El Mar La Mar
Directors: J.P. Sniadecki and Joshua Bonnetta
Country: US
Duration: 94’
Year: 2017
Country: US
Duration: 94’
Year: 2017
About the Film
An immersive and enthralling journey through the Sonoran Desert on the U.S.-Mexico border, EL MAR LA MAR weaves together harrowing oral histories from the area with hand-processed 16mm images of flora, fauna and items left behind by travelers. Subjects speak of intense, mythic experiences in the desert: A man tells of a fifteen-foot-tall monster said to haunt the region, while a border patrolman spins a similarly bizarre tale of man versus beast. A sonically rich soundtrack adds to the eerie atmosphere as the call of birds and other nocturnal noises invisibly populate the austere landscape. Emerging from the ethos of Harvard's Sensory Ethnography Lab, Bonnetta and Sniadecki masterfully bring together sublime 16mm shots of nature and weather phenomena, animals, people and the tracks they leave behind with a polyphonic soundtrack, creating a cinematographic exploration of the desert habitat, a multi-faceted panorama of a highly politicised stretch of land, a film poem that conjures up the ocean. Together, they’ve created an experience of the border region like nothing you’ve seen, heard or felt before.
About the directors
J.P. Sniadecki is an artist, filmmaker, and anthropologist whose work explores collective experience, sensory ethnography, and the possibilities of cinema. He currently teaches filmmaking in the Documentary Media MFA programme at Northwestern University in Evanston, Illinois, USA. His films, which include Demolition / Chaiqian (2008), Foreign Parts (with Verena Paravel, 2010), People’s Park (with Libbie Cohn, 2012), Yumen (with Huang Xiang and Xu Ruotao, 2013) and The Iron Ministry (2014), have won many awards at festivals around the world. His work has been featured in the 2014 Whitney Biennale, the 2014 Shanghai Biennale, the UCCA in Beijing, The MoMA, The Guggenheim, The Museum of Natural History in New York, and a special section of BIFF 2012. He has written on Chinese Independent Cinema for Cinema Scope, Visual Anthropology Review, Dianying Zuozhe, and DV-Made China (Hawaii University Press).

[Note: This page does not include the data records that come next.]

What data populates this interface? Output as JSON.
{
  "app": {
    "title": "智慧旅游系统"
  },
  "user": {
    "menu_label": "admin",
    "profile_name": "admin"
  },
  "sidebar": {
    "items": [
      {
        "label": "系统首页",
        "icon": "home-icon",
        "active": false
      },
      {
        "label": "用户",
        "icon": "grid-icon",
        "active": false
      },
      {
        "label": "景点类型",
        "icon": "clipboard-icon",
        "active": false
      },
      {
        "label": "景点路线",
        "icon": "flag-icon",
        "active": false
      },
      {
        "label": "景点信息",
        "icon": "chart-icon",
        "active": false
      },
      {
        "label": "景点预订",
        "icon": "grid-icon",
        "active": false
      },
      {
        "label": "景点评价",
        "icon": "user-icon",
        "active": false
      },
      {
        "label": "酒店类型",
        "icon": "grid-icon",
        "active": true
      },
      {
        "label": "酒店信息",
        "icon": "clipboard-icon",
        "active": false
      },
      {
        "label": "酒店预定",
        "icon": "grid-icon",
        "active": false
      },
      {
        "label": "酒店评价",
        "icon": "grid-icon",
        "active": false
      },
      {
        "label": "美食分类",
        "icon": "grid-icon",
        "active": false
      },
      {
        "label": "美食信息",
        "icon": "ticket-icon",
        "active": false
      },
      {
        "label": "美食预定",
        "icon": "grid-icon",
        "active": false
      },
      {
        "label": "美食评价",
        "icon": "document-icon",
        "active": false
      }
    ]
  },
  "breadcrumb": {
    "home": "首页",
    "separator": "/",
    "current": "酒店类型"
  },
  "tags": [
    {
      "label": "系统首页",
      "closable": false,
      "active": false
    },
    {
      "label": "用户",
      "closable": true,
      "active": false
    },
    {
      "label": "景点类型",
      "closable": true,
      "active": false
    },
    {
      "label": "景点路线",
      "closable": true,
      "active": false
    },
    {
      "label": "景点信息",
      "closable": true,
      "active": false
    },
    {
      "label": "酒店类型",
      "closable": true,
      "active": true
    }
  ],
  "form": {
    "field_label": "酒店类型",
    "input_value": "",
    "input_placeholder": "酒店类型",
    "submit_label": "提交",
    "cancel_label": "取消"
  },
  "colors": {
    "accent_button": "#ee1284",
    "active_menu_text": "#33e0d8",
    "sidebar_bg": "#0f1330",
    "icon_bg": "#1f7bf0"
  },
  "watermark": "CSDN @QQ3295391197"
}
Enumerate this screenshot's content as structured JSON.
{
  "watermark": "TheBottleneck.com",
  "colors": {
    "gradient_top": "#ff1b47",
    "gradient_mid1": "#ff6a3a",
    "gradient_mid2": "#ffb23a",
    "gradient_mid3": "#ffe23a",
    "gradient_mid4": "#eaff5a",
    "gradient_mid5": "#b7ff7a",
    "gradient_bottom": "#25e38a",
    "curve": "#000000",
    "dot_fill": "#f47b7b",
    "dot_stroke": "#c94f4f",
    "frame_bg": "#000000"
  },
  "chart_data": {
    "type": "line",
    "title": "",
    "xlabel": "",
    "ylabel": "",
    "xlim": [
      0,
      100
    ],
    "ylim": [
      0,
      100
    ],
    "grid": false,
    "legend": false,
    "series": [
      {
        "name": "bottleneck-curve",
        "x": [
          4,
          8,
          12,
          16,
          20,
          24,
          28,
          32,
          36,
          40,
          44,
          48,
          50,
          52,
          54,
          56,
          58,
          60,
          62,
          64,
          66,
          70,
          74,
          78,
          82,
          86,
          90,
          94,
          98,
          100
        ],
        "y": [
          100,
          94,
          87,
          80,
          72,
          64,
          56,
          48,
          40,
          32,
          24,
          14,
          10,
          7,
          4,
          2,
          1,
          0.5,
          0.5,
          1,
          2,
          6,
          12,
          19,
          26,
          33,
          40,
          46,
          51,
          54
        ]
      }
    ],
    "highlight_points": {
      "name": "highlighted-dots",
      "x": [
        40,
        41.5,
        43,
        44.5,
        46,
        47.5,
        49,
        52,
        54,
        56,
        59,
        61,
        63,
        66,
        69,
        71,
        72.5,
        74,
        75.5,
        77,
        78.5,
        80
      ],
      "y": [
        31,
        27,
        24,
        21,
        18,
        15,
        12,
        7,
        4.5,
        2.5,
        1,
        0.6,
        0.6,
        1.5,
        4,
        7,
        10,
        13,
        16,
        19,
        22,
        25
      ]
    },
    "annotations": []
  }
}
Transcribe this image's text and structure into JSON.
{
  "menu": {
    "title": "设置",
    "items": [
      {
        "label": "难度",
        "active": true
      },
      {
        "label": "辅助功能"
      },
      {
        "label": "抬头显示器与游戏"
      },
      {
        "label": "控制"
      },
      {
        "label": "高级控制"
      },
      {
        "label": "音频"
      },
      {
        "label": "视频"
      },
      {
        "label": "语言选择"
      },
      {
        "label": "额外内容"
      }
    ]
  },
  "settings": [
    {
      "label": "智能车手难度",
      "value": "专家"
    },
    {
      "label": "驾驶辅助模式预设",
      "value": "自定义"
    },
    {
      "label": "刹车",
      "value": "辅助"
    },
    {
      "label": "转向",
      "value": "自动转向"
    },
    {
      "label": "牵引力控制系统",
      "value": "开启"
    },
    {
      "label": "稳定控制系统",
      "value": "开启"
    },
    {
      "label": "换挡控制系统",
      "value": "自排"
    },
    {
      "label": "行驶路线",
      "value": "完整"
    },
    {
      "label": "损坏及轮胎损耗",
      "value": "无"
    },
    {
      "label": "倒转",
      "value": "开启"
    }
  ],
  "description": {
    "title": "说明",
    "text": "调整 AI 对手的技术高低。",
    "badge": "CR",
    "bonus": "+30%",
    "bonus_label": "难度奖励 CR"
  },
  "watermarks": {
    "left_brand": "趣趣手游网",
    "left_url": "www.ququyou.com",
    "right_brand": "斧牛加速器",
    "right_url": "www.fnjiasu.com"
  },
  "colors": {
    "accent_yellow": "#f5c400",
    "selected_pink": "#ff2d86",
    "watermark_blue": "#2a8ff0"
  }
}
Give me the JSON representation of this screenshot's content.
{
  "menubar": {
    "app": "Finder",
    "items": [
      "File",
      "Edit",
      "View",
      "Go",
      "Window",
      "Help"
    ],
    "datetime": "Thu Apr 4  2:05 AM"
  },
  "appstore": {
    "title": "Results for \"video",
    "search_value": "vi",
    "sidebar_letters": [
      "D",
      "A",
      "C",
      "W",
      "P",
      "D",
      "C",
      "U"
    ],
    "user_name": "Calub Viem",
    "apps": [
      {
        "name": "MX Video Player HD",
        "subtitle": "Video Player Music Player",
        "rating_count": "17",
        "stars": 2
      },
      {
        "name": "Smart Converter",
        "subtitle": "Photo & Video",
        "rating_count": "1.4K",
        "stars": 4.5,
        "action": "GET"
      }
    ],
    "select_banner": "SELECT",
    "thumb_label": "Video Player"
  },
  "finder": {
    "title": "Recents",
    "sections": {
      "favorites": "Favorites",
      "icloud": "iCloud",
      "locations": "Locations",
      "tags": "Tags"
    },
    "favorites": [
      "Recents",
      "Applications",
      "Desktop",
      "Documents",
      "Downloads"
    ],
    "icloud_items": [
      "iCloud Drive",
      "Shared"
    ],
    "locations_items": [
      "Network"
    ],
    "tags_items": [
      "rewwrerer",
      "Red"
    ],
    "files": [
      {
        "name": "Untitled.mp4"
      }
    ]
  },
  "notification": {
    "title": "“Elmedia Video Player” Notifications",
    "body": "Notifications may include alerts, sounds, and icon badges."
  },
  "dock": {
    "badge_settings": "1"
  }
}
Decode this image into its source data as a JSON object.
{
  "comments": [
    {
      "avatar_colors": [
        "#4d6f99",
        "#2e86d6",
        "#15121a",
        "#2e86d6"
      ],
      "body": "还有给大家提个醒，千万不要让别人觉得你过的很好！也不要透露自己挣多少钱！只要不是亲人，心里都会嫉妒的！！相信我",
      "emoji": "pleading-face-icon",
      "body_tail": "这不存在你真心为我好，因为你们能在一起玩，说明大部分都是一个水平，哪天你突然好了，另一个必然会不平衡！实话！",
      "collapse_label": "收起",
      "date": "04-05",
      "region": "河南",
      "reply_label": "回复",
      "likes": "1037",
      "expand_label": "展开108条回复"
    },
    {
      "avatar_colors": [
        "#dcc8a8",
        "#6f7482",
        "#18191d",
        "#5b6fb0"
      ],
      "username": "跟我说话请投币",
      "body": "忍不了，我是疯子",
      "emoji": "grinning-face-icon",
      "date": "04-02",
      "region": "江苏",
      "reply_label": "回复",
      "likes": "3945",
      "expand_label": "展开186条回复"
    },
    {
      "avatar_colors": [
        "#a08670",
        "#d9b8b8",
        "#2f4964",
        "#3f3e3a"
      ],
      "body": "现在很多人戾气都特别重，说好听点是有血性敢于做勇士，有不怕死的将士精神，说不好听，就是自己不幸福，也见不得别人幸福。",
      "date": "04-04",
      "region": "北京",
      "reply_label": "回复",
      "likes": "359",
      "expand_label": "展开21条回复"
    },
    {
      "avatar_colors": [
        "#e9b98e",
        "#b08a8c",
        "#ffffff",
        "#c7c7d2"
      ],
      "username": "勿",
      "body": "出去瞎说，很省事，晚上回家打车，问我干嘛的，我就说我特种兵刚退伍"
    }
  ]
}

Joshua Bonnetta is an artist and filmmaker working at the edges of documentary across installation, performance, and traditional cinema exhibition. His work has been shown at The Berlinale, BFI London Film Festival, Institute of Contemporary Art (London), Museum of Modern Art (New York), New York Film Festival, Toronto International Film Festival, Whitechapel Gallery, and at various festivals, museums, and galleries internationally. His work has been written about in Art Forum, Frieze, Sight & Sound, Cinemascope, The Guardian, and the New York Times. He is an Associate Professor in the Department of Cinema, Photography, & Media Art at Ithaca College. His sound works are published by Shelter Press, Canti Magnetici, and Senufo Editions.